Je n’avais en effet aucun doute qu’on parviendrait à cet équilibre. Certainement parce que je suis moi-même mère d’un adolescent qui est plus proche d’Emma que d’Anaïs. Comme la majorité des ados, je pense. Je savais que le spectateur s’identifierait beaucoup à Emma et que l’équilibre entre elle et Anaïs se ferait naturellement. Mais ce qui est incroyable dans ce projet, c’est la confiance que Sébastien a mise dans ces filles. Et la confiance qu’elles lui ont accordée. Cette sincérité était saisissante dans les rushes.
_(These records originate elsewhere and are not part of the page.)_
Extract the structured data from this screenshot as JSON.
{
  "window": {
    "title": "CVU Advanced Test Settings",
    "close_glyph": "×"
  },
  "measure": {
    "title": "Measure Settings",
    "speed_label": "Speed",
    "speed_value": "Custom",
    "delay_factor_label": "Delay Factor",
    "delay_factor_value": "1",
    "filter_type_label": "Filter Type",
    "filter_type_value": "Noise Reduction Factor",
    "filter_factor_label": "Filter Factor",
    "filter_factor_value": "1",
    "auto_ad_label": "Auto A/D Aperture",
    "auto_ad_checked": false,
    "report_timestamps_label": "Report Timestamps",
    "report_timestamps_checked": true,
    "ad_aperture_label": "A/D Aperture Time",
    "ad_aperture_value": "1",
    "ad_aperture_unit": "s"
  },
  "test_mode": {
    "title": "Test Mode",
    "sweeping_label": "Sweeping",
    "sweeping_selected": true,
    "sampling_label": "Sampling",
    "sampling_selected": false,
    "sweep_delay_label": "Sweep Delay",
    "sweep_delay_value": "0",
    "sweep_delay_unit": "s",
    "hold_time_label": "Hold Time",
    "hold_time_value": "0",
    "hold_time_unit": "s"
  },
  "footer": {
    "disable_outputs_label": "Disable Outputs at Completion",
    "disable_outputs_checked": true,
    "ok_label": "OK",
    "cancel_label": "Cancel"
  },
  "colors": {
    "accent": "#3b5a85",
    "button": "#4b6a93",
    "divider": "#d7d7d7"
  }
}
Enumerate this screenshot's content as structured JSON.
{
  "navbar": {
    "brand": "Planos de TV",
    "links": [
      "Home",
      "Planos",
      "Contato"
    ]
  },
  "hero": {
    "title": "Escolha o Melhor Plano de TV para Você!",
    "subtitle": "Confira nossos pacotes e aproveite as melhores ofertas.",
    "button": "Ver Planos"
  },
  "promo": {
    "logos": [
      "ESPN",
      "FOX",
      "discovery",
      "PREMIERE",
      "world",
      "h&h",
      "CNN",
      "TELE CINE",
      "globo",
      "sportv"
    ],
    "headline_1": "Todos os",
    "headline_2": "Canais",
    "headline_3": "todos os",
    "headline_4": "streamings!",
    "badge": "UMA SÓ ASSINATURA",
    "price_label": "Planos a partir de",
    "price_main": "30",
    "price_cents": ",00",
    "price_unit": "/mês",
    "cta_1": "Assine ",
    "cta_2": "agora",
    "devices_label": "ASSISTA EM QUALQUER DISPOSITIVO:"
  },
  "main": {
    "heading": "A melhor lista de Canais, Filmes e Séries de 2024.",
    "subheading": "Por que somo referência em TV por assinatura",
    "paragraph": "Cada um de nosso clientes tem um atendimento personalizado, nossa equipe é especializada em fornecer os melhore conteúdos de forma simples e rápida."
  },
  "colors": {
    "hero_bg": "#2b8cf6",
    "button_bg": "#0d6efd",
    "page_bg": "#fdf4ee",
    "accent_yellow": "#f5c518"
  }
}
À quel moment est arrivée la musique dans le processus de montage pour qu’elle n’altère pas le naturel et la sincérité que vous évoquez ?
Sébastien avait choisi dès le départ Stuart Staples, le leader des Tindersticks. Mais quand on lui a donné le film, on était pleinement conscients de ne pas vraiment lui faire un cadeau. Car on ne lui laissait guère de place pour ses musiques, des plages de vingt secondes tout au plus, dans un montage qui était déjà assez abouti, de 2 h 45 environ. Stuart nous a demandé de lui faire confiance. En découvrant le résultat, alors qu’en parallèle il faisait son propre album, on a été bluffés. Stuart a su trouver sa place discrètement sans vouloir chercher à exister à tout prix. Et ce jusqu’à la chanson du générique final. On avait choisi un de ses titres préexistants, dont on aimait la puissante mélancolie. Mais cette idée le contrariait énormément car il avait écrit cette chanson pour quelqu’un qui s’était tué et il trouvait que ça n’allait pas du tout avec ces deux adolescentes. Or on avait besoin d’une chanson pour ce générique, donc on lui a demandé s’il voulait bien nous en écrire une. Il nous a expliqué qu’il n’écrivait une chanson que tous les quatre ans, jamais dans l’urgence. Et puis, un jour, il nous l’a envoyée comme un cadeau. Mais on a bien compris que ça lui avait coûté.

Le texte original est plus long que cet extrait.